I tried all form to pass a variable to a Perl regex, without lucky. What's wrong here?
FILENAME=test
perl -0pe 's|encoding="windows-1250".\?\>|encoding="utf-8" ?>\n <!-- ${FILENAME} -->\n|g' file_unprocessed.xml > file_processed_final.xml
I also tried $FILENAME, \Q$FILENAME\E, but nothing helped. Is there only a typo?
I'll walk you through this with a simpler example. Suppose you want to print the word test.
We can do that with this one-liner:
perl -e'print "test"'
Now suppose we had the string test stored in a variable, $FILENAME. We could print that with
print "$FILENAME"
but we would have to set it first:
perl -e'$FILENAME="test"; print "$FILENAME"'
But what if that variable is set in bash? You were doing that part correctly.
FILENAME=test
Let's try printing this in Perl:
perl -e'print "$FILENAME"' # prints nothing
If the variable is within the single quotes, then Perl is interpreting it. If we put it outside the single quotes, then it will be interpreted in bash and the program will be passed to the perl interpreter.

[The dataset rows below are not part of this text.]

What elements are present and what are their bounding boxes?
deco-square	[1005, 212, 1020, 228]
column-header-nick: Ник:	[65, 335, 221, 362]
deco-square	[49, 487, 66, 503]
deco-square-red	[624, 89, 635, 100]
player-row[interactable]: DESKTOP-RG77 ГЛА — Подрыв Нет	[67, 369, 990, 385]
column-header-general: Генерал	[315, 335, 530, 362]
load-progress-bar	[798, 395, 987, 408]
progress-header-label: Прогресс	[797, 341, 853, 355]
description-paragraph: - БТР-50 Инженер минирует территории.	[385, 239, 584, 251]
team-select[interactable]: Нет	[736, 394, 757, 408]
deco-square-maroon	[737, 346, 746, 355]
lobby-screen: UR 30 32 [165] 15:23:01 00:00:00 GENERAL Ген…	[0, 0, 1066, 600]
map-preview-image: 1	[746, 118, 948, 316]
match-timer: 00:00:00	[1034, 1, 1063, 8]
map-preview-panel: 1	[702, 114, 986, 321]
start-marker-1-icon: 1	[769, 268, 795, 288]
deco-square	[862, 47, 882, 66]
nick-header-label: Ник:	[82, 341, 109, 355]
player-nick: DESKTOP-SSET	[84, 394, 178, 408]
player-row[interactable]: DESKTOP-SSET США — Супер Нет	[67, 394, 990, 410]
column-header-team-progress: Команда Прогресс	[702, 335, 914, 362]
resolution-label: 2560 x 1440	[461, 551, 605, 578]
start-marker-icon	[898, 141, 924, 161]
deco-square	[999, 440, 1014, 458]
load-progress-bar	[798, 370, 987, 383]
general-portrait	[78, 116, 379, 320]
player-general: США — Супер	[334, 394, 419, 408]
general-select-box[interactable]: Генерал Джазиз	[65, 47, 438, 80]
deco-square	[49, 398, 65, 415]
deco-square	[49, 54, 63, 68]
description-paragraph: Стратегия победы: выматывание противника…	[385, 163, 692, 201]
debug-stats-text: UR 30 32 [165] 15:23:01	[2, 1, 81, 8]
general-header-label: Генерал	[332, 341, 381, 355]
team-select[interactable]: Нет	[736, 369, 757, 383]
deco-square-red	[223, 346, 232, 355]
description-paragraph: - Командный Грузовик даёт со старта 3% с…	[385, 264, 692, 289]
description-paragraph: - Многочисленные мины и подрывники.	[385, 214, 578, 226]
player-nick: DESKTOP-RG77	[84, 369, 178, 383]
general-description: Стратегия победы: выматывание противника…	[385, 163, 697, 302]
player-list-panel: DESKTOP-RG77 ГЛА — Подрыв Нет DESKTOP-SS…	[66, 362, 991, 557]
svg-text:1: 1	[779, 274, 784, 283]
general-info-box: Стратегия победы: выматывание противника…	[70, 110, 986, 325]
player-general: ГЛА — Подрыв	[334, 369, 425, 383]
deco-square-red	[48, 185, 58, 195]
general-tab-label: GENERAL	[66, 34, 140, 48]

perl -e'print "'$FILENAME'"' # prints test
# open_^ ^ open__^ ^
# close________^ close___^
I like to think of it as closing the single quotes to get bash to interpret the variable, and opening them again to get to back to perl.
This has tripped me up before. You can read about it here: Why is '$_' the same as $ARGV in a Perl one-liner?
You can read about \Q...\E here.
You might still need it, for example if you had a ? in your variable. Quotemeta will escape special characters to match their literal character instead of using their special meaning.